With a decision still pending in the civil service case of former Austin Police Department Internal Affairs Detective Chris Dunn, who was fired last year for exhibiting bias in an investigation into the 2009 police shooting death of Nathaniel Sanders II, Dunn's attorney Tom Stribling has made one final attempt to have the charge against Dunn tossed out.
In a closing brief submitted last month to an arbitrator considering whether Dunn should get his job back, Stribling argued the city failed to specify which actions Dunn took (or did not take) that led to Chief Art Acevedo's decision to fire him. The lack of specificity violates civil service law, said Stribling, arguing that the error warrants setting aside the main charge against Dunn – that he violated department policy pertaining to "impartial attitude." Instead of specifics, Stribling argues, the disciplinary memo describing the reasons for Dunn's termination is nothing more than "4½ pages of narrative fraught with conclusions and hyperbole."
In firing Dunn, Acevedo said the detective exhibited bias in favor of Officer Leonardo Quintana in a now-infamous May 13, 2009, e-mail Dunn wrote to colleagues two days after the shooting, in which he suggested that getting Sanders' probation records might help make him "a causation" of the deadly event. Further, according to the city, Dunn improperly attempted to bias the internal inquiry by compelling his colleagues to ignore certain questions that the department's legal adviser, Michael Cronig, thought should be asked of Quintana during his Internal Affairs interview. (For more on Dunn's case, see "Cutting on the Bias," April 30.)
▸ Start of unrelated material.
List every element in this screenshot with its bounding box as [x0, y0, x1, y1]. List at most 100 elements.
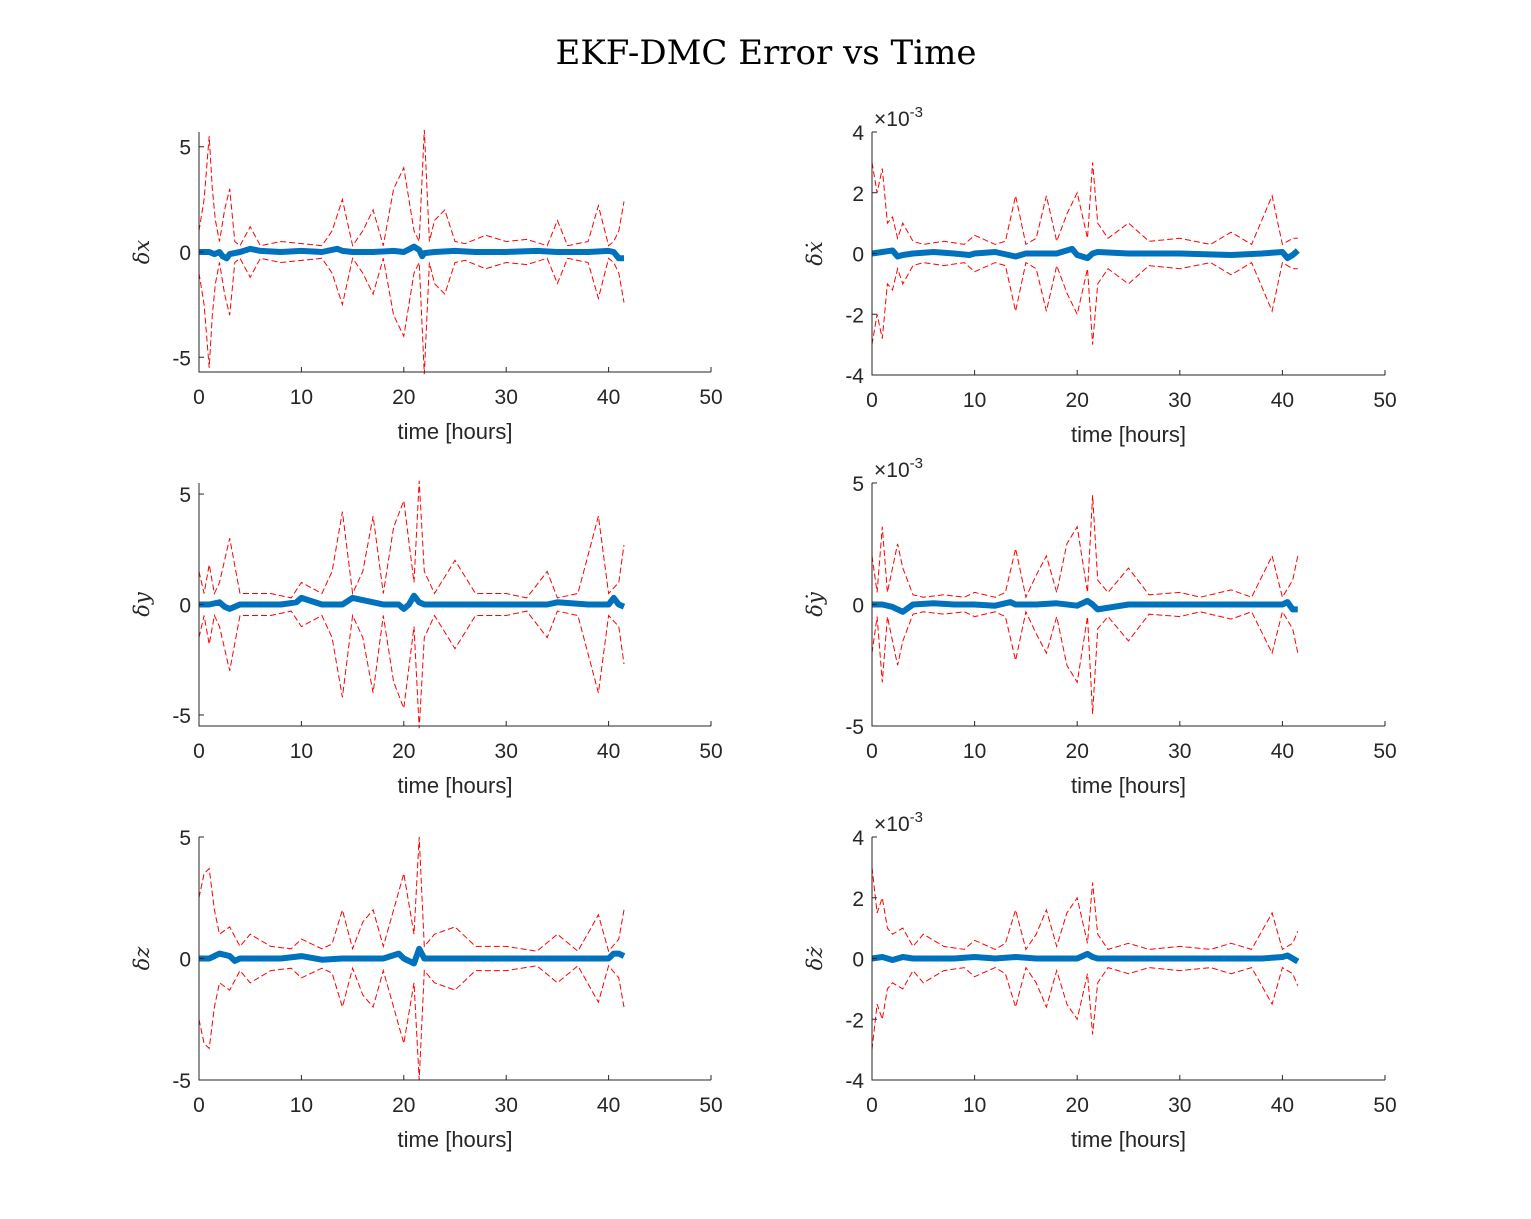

But Stribling argues that the specifics of those two actions are not laid out sufficiently in the disciplinary memo – a memo he said was ambiguous and filled with "purple prose." Assistant City Attorney Constance Acosta counters that the facts in question are contained in the memo.
As for the alleged bias demonstrated in the May 13 e-mail, Stribling argues that Dunn was only looking to gather facts. For example, if the probation records had shown Sanders and his companions were in compliance with terms of probation, any notion of causation would be moot; Stribling wrote, "Obtaining factual information is not bias." Moreover, he argued that Dunn understands the e-mail was "poorly worded" and "created a perception of bias" in some minds. As such, Dunn does not contest the other charge brought against him, that he damaged the credibility of the department. However, Stribling contends, Dunn's termination was excessive for that infraction.
Acosta countered that the e-mail did in fact exhibit actual bias and also demonstrated a "pattern based on previous practice." She noted that two county prosecutors testified at Dunn's arbitration hearing that they had problems with his work when he was a sex crimes investigator; one testified that Dunn had actually pressured a victim into making a false identification in a lineup. (Still unclear, however, is whether either of those prosecutors ever communicated their concerns about Dunn to their supervisors or to anyone at APD.) In the Sanders case, Acosta said, Dunn "took it upon himself to initiate a chain of events that would cause the singular most catastrophic damage to the APD in anyone's current institutional memory." (Given the disaster with the release of the KeyPoint investigation into the Sanders shooting and a handful of other recent APD low points, that assessment is certainly debatable.)
A decision is expected later this month.